New CR Features
With world-class efficiency, flows up to 320 m3/h and 40 bar working pressure, the new CR is the perfect pump for engineers who like to move limits. These are the four key areas where we have improved the new CR:
* Hydraulic efficiency
* Optimal motor utilisation
* Minimised pressure loss - lower NPSHr
* New option for balancing out axial thrust
The performance of the new CR has been optimised using fluid mechanics insights provided by extensive simulation-driven design and verification. The hydraulic design is based on an automated design loop which generated thousands of virtual prototypes. In the process, the
design of impeller blades, guide vanes, flow paths and passages were changed to reduce turbulence and energy/pressure losses – and the end result is a thoroughly optimised design that ensures world-class energy efficiency.

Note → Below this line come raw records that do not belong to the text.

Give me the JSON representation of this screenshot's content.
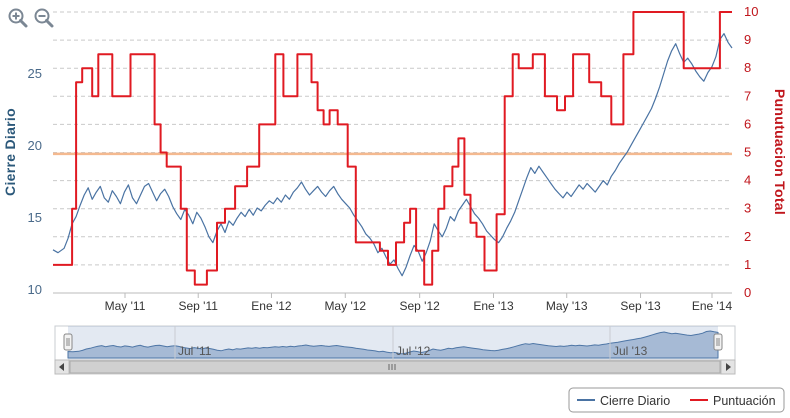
{
  "zoom_controls": {
    "zoom_in_icon": "zoom-in-icon",
    "zoom_out_icon": "zoom-out-icon"
  },
  "chart_data": {
    "type": "line",
    "y_left": {
      "label": "Cierre Diario",
      "ticks": [
        10,
        15,
        20,
        25
      ],
      "range": [
        9.8,
        29.3
      ]
    },
    "y_right": {
      "label": "Punutuacion Total",
      "ticks": [
        0,
        1,
        2,
        3,
        4,
        5,
        6,
        7,
        8,
        9,
        10
      ],
      "range": [
        0,
        10
      ]
    },
    "x_ticks": [
      {
        "label": "May '11",
        "t": 0.096
      },
      {
        "label": "Sep '11",
        "t": 0.221
      },
      {
        "label": "Ene '12",
        "t": 0.346
      },
      {
        "label": "May '12",
        "t": 0.472
      },
      {
        "label": "Sep '12",
        "t": 0.599
      },
      {
        "label": "Ene '13",
        "t": 0.725
      },
      {
        "label": "May '13",
        "t": 0.85
      },
      {
        "label": "Sep '13",
        "t": 0.976
      },
      {
        "label": "Ene '14",
        "t": 1.098
      }
    ],
    "x_range_months": [
      -1.05,
      32.7
    ],
    "reference_line": {
      "axis": "right",
      "value": 4.95,
      "color": "#f4b98f"
    },
    "series": [
      {
        "name": "Cierre Diario",
        "color": "#4a73a3",
        "axis": "left",
        "points": [
          [
            -1.05,
            12.8
          ],
          [
            -0.8,
            12.6
          ],
          [
            -0.5,
            12.9
          ],
          [
            -0.3,
            13.6
          ],
          [
            -0.1,
            14.6
          ],
          [
            0.1,
            15.1
          ],
          [
            0.3,
            15.9
          ],
          [
            0.5,
            16.6
          ],
          [
            0.7,
            17.1
          ],
          [
            0.9,
            16.3
          ],
          [
            1.1,
            16.8
          ],
          [
            1.3,
            17.2
          ],
          [
            1.5,
            16.4
          ],
          [
            1.7,
            16.1
          ],
          [
            1.9,
            16.9
          ],
          [
            2.1,
            16.5
          ],
          [
            2.3,
            16.0
          ],
          [
            2.5,
            16.8
          ],
          [
            2.7,
            17.3
          ],
          [
            2.9,
            16.4
          ],
          [
            3.1,
            16.0
          ],
          [
            3.3,
            16.6
          ],
          [
            3.5,
            17.2
          ],
          [
            3.7,
            17.4
          ],
          [
            3.9,
            16.8
          ],
          [
            4.1,
            16.2
          ],
          [
            4.3,
            16.7
          ],
          [
            4.5,
            17.0
          ],
          [
            4.7,
            16.5
          ],
          [
            4.9,
            15.8
          ],
          [
            5.1,
            15.3
          ],
          [
            5.3,
            14.9
          ],
          [
            5.5,
            15.6
          ],
          [
            5.7,
            15.2
          ],
          [
            5.9,
            14.6
          ],
          [
            6.1,
            15.4
          ],
          [
            6.3,
            15.0
          ],
          [
            6.5,
            14.4
          ],
          [
            6.7,
            13.7
          ],
          [
            6.9,
            13.3
          ],
          [
            7.1,
            14.1
          ],
          [
            7.3,
            14.6
          ],
          [
            7.5,
            14.0
          ],
          [
            7.7,
            14.8
          ],
          [
            7.9,
            14.5
          ],
          [
            8.1,
            15.0
          ],
          [
            8.3,
            15.4
          ],
          [
            8.5,
            15.1
          ],
          [
            8.7,
            15.6
          ],
          [
            8.9,
            15.2
          ],
          [
            9.1,
            15.7
          ],
          [
            9.3,
            15.5
          ],
          [
            9.5,
            15.9
          ],
          [
            9.7,
            16.2
          ],
          [
            9.9,
            16.0
          ],
          [
            10.1,
            16.4
          ],
          [
            10.3,
            16.1
          ],
          [
            10.5,
            16.6
          ],
          [
            10.7,
            16.3
          ],
          [
            10.9,
            16.8
          ],
          [
            11.1,
            17.1
          ],
          [
            11.3,
            17.5
          ],
          [
            11.5,
            17.0
          ],
          [
            11.7,
            16.6
          ],
          [
            11.9,
            16.9
          ],
          [
            12.1,
            17.2
          ],
          [
            12.3,
            16.8
          ],
          [
            12.5,
            16.5
          ],
          [
            12.7,
            16.9
          ],
          [
            12.9,
            17.2
          ],
          [
            13.1,
            16.7
          ],
          [
            13.3,
            16.3
          ],
          [
            13.5,
            16.0
          ],
          [
            13.7,
            15.7
          ],
          [
            13.9,
            15.2
          ],
          [
            14.1,
            14.8
          ],
          [
            14.3,
            14.4
          ],
          [
            14.5,
            13.9
          ],
          [
            14.7,
            13.6
          ],
          [
            14.9,
            13.2
          ],
          [
            15.1,
            12.6
          ],
          [
            15.3,
            12.9
          ],
          [
            15.5,
            12.3
          ],
          [
            15.7,
            11.8
          ],
          [
            15.9,
            12.1
          ],
          [
            16.1,
            11.5
          ],
          [
            16.3,
            11.0
          ],
          [
            16.5,
            11.6
          ],
          [
            16.7,
            12.4
          ],
          [
            16.9,
            13.1
          ],
          [
            17.1,
            12.7
          ],
          [
            17.3,
            12.0
          ],
          [
            17.5,
            12.6
          ],
          [
            17.7,
            13.4
          ],
          [
            17.9,
            14.6
          ],
          [
            18.1,
            14.1
          ],
          [
            18.3,
            13.7
          ],
          [
            18.5,
            14.3
          ],
          [
            18.7,
            15.1
          ],
          [
            18.9,
            14.8
          ],
          [
            19.1,
            15.5
          ],
          [
            19.3,
            15.9
          ],
          [
            19.5,
            16.3
          ],
          [
            19.7,
            15.8
          ],
          [
            19.9,
            15.3
          ],
          [
            20.1,
            15.0
          ],
          [
            20.3,
            14.6
          ],
          [
            20.5,
            14.1
          ],
          [
            20.7,
            13.8
          ],
          [
            20.9,
            13.5
          ],
          [
            21.1,
            13.3
          ],
          [
            21.3,
            13.7
          ],
          [
            21.5,
            14.3
          ],
          [
            21.7,
            14.8
          ],
          [
            21.9,
            15.4
          ],
          [
            22.1,
            16.2
          ],
          [
            22.3,
            17.0
          ],
          [
            22.5,
            17.8
          ],
          [
            22.7,
            18.5
          ],
          [
            22.9,
            18.1
          ],
          [
            23.1,
            18.6
          ],
          [
            23.3,
            18.2
          ],
          [
            23.5,
            17.8
          ],
          [
            23.7,
            17.4
          ],
          [
            23.9,
            17.0
          ],
          [
            24.1,
            16.7
          ],
          [
            24.3,
            16.4
          ],
          [
            24.5,
            16.8
          ],
          [
            24.7,
            16.5
          ],
          [
            24.9,
            16.9
          ],
          [
            25.1,
            17.3
          ],
          [
            25.3,
            17.0
          ],
          [
            25.5,
            17.4
          ],
          [
            25.7,
            17.1
          ],
          [
            25.9,
            16.8
          ],
          [
            26.1,
            17.2
          ],
          [
            26.3,
            17.6
          ],
          [
            26.5,
            17.3
          ],
          [
            26.7,
            17.9
          ],
          [
            26.9,
            18.3
          ],
          [
            27.1,
            18.8
          ],
          [
            27.3,
            19.2
          ],
          [
            27.5,
            19.6
          ],
          [
            27.7,
            20.1
          ],
          [
            27.9,
            20.6
          ],
          [
            28.1,
            21.1
          ],
          [
            28.3,
            21.6
          ],
          [
            28.5,
            22.1
          ],
          [
            28.7,
            22.6
          ],
          [
            28.9,
            23.3
          ],
          [
            29.1,
            24.1
          ],
          [
            29.3,
            25.0
          ],
          [
            29.5,
            25.9
          ],
          [
            29.7,
            26.6
          ],
          [
            29.9,
            27.1
          ],
          [
            30.1,
            26.4
          ],
          [
            30.3,
            25.8
          ],
          [
            30.5,
            26.1
          ],
          [
            30.7,
            25.7
          ],
          [
            30.9,
            25.2
          ],
          [
            31.1,
            24.8
          ],
          [
            31.3,
            24.5
          ],
          [
            31.5,
            25.1
          ],
          [
            31.7,
            25.5
          ],
          [
            31.9,
            26.2
          ],
          [
            32.1,
            27.4
          ],
          [
            32.3,
            27.8
          ],
          [
            32.5,
            27.2
          ],
          [
            32.7,
            26.8
          ]
        ]
      },
      {
        "name": "Puntuación",
        "color": "#e01a22",
        "axis": "right",
        "step": true,
        "points": [
          [
            -1.05,
            1.0
          ],
          [
            -0.1,
            3.0
          ],
          [
            0.1,
            7.5
          ],
          [
            0.4,
            8.0
          ],
          [
            0.9,
            7.0
          ],
          [
            1.2,
            8.5
          ],
          [
            1.9,
            7.0
          ],
          [
            2.8,
            8.5
          ],
          [
            4.0,
            6.0
          ],
          [
            4.3,
            5.0
          ],
          [
            4.6,
            4.5
          ],
          [
            5.3,
            3.0
          ],
          [
            5.6,
            0.8
          ],
          [
            6.0,
            0.3
          ],
          [
            6.6,
            0.8
          ],
          [
            7.1,
            2.5
          ],
          [
            7.5,
            3.0
          ],
          [
            8.0,
            3.8
          ],
          [
            8.6,
            4.5
          ],
          [
            9.2,
            6.0
          ],
          [
            10.0,
            8.5
          ],
          [
            10.4,
            7.0
          ],
          [
            11.1,
            8.5
          ],
          [
            11.8,
            7.5
          ],
          [
            12.1,
            6.5
          ],
          [
            12.4,
            6.0
          ],
          [
            12.7,
            6.5
          ],
          [
            13.1,
            6.0
          ],
          [
            13.6,
            4.5
          ],
          [
            14.0,
            1.8
          ],
          [
            15.2,
            1.5
          ],
          [
            15.6,
            1.0
          ],
          [
            16.0,
            1.8
          ],
          [
            16.4,
            2.5
          ],
          [
            16.7,
            3.0
          ],
          [
            17.0,
            1.5
          ],
          [
            17.4,
            0.3
          ],
          [
            17.8,
            1.5
          ],
          [
            18.1,
            3.0
          ],
          [
            18.4,
            3.8
          ],
          [
            18.8,
            4.5
          ],
          [
            19.1,
            5.5
          ],
          [
            19.4,
            3.5
          ],
          [
            19.7,
            2.5
          ],
          [
            20.0,
            2.0
          ],
          [
            20.4,
            0.8
          ],
          [
            21.0,
            2.8
          ],
          [
            21.4,
            7.0
          ],
          [
            21.8,
            8.5
          ],
          [
            22.1,
            8.0
          ],
          [
            22.8,
            8.5
          ],
          [
            23.4,
            7.0
          ],
          [
            24.0,
            6.5
          ],
          [
            24.4,
            7.0
          ],
          [
            24.8,
            8.5
          ],
          [
            25.6,
            7.5
          ],
          [
            26.2,
            7.0
          ],
          [
            26.7,
            6.0
          ],
          [
            27.3,
            8.5
          ],
          [
            27.8,
            10.0
          ],
          [
            29.9,
            10.0
          ],
          [
            30.3,
            8.0
          ],
          [
            31.7,
            8.0
          ],
          [
            32.1,
            10.0
          ],
          [
            32.7,
            10.0
          ]
        ]
      }
    ],
    "legend": {
      "position": "bottom-right",
      "items": [
        "Cierre Diario",
        "Puntuación"
      ]
    }
  },
  "navigator": {
    "labels": [
      "Jul '11",
      "Jul '12",
      "Jul '13"
    ],
    "scrollbar_icon": "grip-icon"
  }
}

Our virtual simulation models have been validated by calculations and by physical prototype testing of components and complete pumps in the Grundfos test facilities.
Optimal motor utilisation
The standard product range has been optimised for maximum utilisation of the motor’s power output.
Minimised pressure loss
The optimised discharge port and minimised pressure loss of all hydraulic components improves hydraulic efficiency and overall pump performance. In applications with poor inlet conditions – such as water treatment and boiler feed applications – the new CR’s low NPSHr (Net Positive Suction Head) allows for compact, space-saving system design.
Newaxial thrust balancing option
Centrifugal pumps generate axial thrust – and until now special motor bearings have been required to balance that trust. For the new CR, we have developed a new option – the Thrust Handling Device (THD) – which uses discharge pressure to counterbalance axial thrust. Requiring no special bearings, the THD allows for use of standard motors and improves motor service life. THD is available for new CR models from 75 kW and above.
THD long-term wear resistance has been thoroughly tested in accelerated worst-case conditions at our test facilities. THD components were tested for thousands of hours at 120°C in a predefined cycle with 20-40 bar discharge pressure. The test validated the robustness of the THD and key components exhibited low wear rates.